Is osimertinib effective?

As an important drug for targeted therapy of lung cancer, osimertinib has attracted much attention in clinical application.

Is osimertinib effective?

The therapeutic value of the drug can be systematically evaluated through multi-dimensional research data.

Clinical study data validation

The phase III FLAURA trial showed:

• Median progression-free survival for patients with advanced EGFR mutant lung cancer was 18.9 months

• The data for the first-generation TKI in the control group was 10.2 months

• Disease control rate increased to 78% in brain metastases subgroup

The study included 556 treatment-naïve patients with follow-up over 3 years.

Ability to control brain metastases

Osimertinib has unique penetrating properties to central nervous system lesions:

• Median survival of patients with brain metastases at baseline was extended to 15.2 months

• Brain lesions are reduced by more than 50% in 62% of cases

• 1-year survival rate for patients with meningeal metastases improved to 54%

These data are derived from a subgroup analysis of the AURA3 trial published in 2020.

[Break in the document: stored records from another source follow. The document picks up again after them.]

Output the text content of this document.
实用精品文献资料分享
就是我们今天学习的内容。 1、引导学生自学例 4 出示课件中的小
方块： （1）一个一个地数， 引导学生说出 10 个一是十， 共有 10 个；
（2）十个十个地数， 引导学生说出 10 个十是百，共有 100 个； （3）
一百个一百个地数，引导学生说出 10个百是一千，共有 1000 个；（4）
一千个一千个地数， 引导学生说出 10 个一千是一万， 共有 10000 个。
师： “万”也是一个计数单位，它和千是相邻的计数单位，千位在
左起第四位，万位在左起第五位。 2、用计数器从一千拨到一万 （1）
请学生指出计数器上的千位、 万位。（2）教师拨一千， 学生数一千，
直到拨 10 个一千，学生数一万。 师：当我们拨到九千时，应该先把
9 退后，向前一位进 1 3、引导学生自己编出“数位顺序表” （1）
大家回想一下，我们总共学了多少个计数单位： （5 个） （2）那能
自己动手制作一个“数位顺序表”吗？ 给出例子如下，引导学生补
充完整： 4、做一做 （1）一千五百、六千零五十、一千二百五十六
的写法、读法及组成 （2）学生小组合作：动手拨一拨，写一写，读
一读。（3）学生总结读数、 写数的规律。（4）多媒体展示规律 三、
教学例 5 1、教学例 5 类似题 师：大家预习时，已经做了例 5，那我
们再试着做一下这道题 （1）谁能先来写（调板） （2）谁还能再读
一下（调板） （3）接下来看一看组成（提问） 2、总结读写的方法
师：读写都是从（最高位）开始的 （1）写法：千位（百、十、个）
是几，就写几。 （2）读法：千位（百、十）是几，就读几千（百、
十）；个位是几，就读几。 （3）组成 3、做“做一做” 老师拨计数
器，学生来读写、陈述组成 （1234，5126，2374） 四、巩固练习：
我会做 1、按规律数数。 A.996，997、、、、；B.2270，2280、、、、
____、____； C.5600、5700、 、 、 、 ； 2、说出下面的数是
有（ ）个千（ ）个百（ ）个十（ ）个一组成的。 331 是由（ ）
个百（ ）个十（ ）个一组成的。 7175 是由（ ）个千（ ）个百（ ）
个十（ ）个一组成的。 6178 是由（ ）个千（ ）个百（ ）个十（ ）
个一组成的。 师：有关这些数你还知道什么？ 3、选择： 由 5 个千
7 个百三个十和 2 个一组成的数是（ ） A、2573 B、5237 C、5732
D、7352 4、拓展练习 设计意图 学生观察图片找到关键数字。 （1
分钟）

Resistance management protocols

Mechanisms of acquired resistance:

• EGFR C797S mutation with osimertinib in combination with cetuximab

• Crizotinib in MET amplified patients increased to 33%

• Chemotherapy combined with immunotherapy is recommended for tissue transformation cases

These coping strategies have been incorporated in the 2022 NCCN Guidelines.

Guidelines for clinical application

Standardized use is key to achieving optimal treatment outcomes.

Genetic testing criteria

The following conditions must be met:

• Tissue biopsy confirming EGFR exon19del or L858R mutations

• Plasma ctDNA negative patients require secondary tissue validation

• Driver gene changes such as ALK/ROS1 were excluded

The sensitivity of the detection needs to be at the 1% mutation abundance threshold.

Dose adjustment regimen

Adjustment of dosing regimen in special cases:

• Dosing was suspended when the QT interval was prolonged > 500 ms

• Immediate and permanent discontinuation of the drug in the event of interstitial pneumonia

• Child-Pugh grade C for liver injury reduced to 40mg/day

These specifications are written in the 2023 version of the FDA drug insert.

Combination therapy exploration

Current research hotspots include:

• Extended resistance by 4.7 months in combination with bevacizumab

• Sequential radiotherapy improves local lesion control by 29%

• Neoadjuvant therapy achieved a pathologic complete response rate of 31%.

These innovative solutions are being validated in Phase III clinical trials.

Osimertinib has shown significant advantages in the treatment of EGFR mutant lung cancer, and its rational application needs to be combined with accurate detection, standardized medication and individualized strategies. Clinical practice should continue to pay attention to the latest research progress and optimize the treatment plan.